When Asian-American students understand Shakespearian plays well enough to adapt the themes to their cultural perspectives, and post them on YouTube, it is a positive for the American educational milieu. And when teachers use YouTube in order to allow students to participate in the democratic system — and have their own avenue for expression — which in effect is helping them to eschew the corporate and politically dominate culture, that is a good thing. Moreover, the use of ICTs in pedagogic environments is a very positive use of technology.

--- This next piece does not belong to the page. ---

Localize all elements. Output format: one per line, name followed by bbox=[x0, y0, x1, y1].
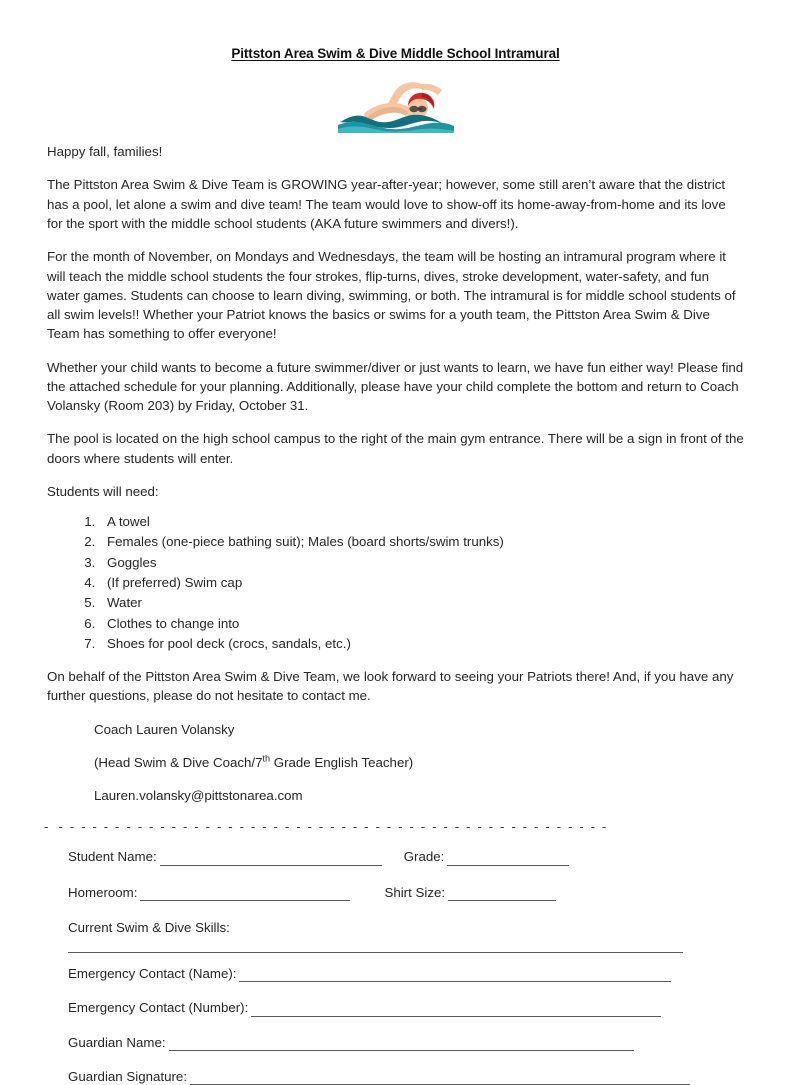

Certainly YouTube and other ICTs dovetail seamlessly with the reality that young people are very technology-savvy and they are ready and eager to engage in learning — in particular when they are comfortable with the tools of learning supplied by progressive teachers and professors. A Works Cited

Aragon, Janni. (2007). Technologies and Pedagogy: How YouTubing, Social Networking, and Other Web Sources complement the Classroom. Feminist Collections, 28(4), 45.

Chmielewski, Dawn C. (2012). YouTube’s Robert Kyncl charts Internet video’s meteoric rise.

Los Angeles Times Business. Retrieved January 12, 2012, from http://latimesblogs.latimes.com.

Farnan, Jeanne M., Paro, John A.M., Higa, Jennifer, Edelson, Jay, and Arora, Vineet M.

(2008), The YouTube Generation: Implications for Medical Professionalism. Perspectives in Biology and Medicine, 51(4), 517-524.

Kellner, Douglas, and Kim, Gooyong. (2010). YouTube, Critical Pedagogy, and Media

Activism. The Review of Education, Pedagogy, and Cultural Studies, 32(1), 3-36.

Revere, Lee, and Kovach, Jamison V. (2011). Online Technologies for Engaged Learning: A

Meaningful Synthesis for Educators. The Quarterly Review of Distance Education,

12(2), 113-124.

Skiba, Diane J. (2007). Nursing Education 2.0: YouTube. Nursing Education Perspectives,

28(2), 100-102.

Thompson, Ayanna. (2010). Unmooring the Moor: Researching and Teaching on YouTube.

Shakespeare Quarterly, 61(3), 337-358.